The report is structured around two broad mechanisms: domestic policy instruments and trade agreements, drawing links between the two. On the domestic side, with around 70% of plastic inputs used in Ghana for packaging and recycling rates as low as 2% for PET plastics, the paper identifies urgent measures to accelerate waste reduction, reuse, and recycling. These include disincentivising single-use plastics through deposit refund schemes, creating a domestic market for recycled plastics by mapping offtake opportunities across industries such as consumer goods, construction, and textiles, and evaluating Ghana’s potential to develop into a regional plastic waste recycling hub. It also emphasises the importance of strengthening border controls in line with the Basel Convention’s Prior Informed Consent procedures to keep hazardous and hard-to-recycle plastic waste out of Ghana’s market.

On the trade policy side, the report examines how Ghana can strategically leverage its trade agreements to advance its circular economy agenda.

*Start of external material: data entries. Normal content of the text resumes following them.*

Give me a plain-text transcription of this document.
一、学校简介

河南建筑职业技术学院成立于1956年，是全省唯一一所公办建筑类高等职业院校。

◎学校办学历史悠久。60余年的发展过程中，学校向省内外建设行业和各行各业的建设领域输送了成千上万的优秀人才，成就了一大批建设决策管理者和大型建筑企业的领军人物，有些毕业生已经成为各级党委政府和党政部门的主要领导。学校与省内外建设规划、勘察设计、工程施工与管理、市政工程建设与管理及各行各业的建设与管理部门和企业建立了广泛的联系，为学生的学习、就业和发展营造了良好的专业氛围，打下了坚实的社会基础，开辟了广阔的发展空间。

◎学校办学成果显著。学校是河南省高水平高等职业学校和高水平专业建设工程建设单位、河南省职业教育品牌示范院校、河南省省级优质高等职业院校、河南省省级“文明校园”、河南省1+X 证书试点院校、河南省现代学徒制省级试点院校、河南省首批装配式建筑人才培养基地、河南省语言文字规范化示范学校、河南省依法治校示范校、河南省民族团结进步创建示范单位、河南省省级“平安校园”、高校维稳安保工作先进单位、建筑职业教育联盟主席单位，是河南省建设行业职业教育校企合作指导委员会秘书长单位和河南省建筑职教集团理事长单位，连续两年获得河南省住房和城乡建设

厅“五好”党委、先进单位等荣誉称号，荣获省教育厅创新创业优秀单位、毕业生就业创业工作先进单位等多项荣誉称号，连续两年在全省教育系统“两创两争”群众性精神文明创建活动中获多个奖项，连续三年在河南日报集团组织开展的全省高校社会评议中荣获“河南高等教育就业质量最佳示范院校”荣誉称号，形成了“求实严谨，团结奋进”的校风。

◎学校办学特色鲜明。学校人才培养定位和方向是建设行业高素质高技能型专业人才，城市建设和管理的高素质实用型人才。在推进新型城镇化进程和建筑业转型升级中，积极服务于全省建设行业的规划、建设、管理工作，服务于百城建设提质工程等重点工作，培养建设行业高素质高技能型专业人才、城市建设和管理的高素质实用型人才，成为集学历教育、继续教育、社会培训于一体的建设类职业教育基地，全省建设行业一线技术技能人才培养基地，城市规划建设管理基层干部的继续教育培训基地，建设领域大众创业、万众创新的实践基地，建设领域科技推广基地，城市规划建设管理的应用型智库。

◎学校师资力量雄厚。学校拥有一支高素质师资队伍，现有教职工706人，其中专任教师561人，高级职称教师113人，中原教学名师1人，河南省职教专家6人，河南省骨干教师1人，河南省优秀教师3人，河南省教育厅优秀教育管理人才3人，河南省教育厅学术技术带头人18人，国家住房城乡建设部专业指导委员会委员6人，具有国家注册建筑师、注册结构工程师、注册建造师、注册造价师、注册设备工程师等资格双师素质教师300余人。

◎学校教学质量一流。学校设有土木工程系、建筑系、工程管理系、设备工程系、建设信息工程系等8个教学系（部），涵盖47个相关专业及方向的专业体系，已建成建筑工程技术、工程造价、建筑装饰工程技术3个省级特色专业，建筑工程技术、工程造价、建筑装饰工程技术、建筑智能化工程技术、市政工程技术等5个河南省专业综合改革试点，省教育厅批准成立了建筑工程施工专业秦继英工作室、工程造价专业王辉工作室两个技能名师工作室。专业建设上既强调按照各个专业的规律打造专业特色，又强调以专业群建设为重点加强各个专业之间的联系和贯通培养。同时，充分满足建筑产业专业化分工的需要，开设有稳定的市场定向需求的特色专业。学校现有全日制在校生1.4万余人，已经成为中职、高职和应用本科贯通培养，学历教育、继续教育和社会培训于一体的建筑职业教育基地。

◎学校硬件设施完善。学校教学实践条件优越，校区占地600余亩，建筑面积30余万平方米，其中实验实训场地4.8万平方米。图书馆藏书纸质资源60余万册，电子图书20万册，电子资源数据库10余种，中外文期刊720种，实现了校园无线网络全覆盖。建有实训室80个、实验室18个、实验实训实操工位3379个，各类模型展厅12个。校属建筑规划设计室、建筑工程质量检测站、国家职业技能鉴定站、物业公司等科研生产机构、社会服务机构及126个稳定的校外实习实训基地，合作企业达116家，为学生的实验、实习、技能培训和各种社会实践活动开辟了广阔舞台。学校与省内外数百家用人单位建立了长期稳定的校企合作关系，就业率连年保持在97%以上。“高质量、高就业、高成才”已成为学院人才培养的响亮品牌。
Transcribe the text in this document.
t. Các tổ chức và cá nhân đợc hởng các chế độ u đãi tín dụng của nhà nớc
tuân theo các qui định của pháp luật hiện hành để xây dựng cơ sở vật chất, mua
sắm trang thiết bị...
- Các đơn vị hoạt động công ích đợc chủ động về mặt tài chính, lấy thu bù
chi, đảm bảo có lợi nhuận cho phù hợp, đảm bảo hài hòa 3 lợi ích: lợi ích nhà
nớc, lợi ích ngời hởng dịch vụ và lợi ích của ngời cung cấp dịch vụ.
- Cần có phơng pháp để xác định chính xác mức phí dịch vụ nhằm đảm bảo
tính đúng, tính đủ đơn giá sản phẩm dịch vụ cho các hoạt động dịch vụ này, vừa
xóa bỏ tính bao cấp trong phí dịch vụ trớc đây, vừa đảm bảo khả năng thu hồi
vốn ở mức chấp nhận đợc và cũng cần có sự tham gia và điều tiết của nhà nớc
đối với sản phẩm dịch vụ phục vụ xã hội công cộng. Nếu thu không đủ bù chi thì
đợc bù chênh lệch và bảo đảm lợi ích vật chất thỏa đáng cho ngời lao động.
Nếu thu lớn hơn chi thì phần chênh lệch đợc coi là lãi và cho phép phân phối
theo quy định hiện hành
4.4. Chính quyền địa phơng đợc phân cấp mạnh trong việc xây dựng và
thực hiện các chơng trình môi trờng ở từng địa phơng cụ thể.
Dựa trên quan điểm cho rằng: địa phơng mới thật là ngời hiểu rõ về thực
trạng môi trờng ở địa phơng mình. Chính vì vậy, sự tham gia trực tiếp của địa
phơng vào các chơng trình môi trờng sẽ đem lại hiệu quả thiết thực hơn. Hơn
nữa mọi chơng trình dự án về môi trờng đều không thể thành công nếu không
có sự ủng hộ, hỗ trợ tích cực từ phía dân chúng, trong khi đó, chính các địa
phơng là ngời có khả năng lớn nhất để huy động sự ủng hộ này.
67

This includes identifying goods required for its plastic waste management strategy and reviewing tariff schedules accordingly within the ECOWAS Common External Tariff framework; negotiating services schedules and investment chapters in trade agreements to attract investment in the plastic waste sector and ensure investors adhere to sound environmental practices; and using the AfCFTA’s Technical Barriers to Trade Annex to develop regional standards for different grades of recycled plastic. The brief also highlights the EU-Ghana Economic Partnership Agreement as a vehicle for preparing Ghanaian exporters to meet evolving EU plastic packaging standards, and encourages Ghana to engage in relevant plurilateral initiatives at the WTO, including dialogues on plastics pollution and trade, environmental sustainability, and fossil fuel subsidy reform.

The report concludes that Ghana has a genuine opportunity to convert its plastic waste challenge into a competitive advantage, but doing so will require a coordinated, inter-ministerial approach that integrates trade and environmental policy and engages the private sector in public-private dialogue.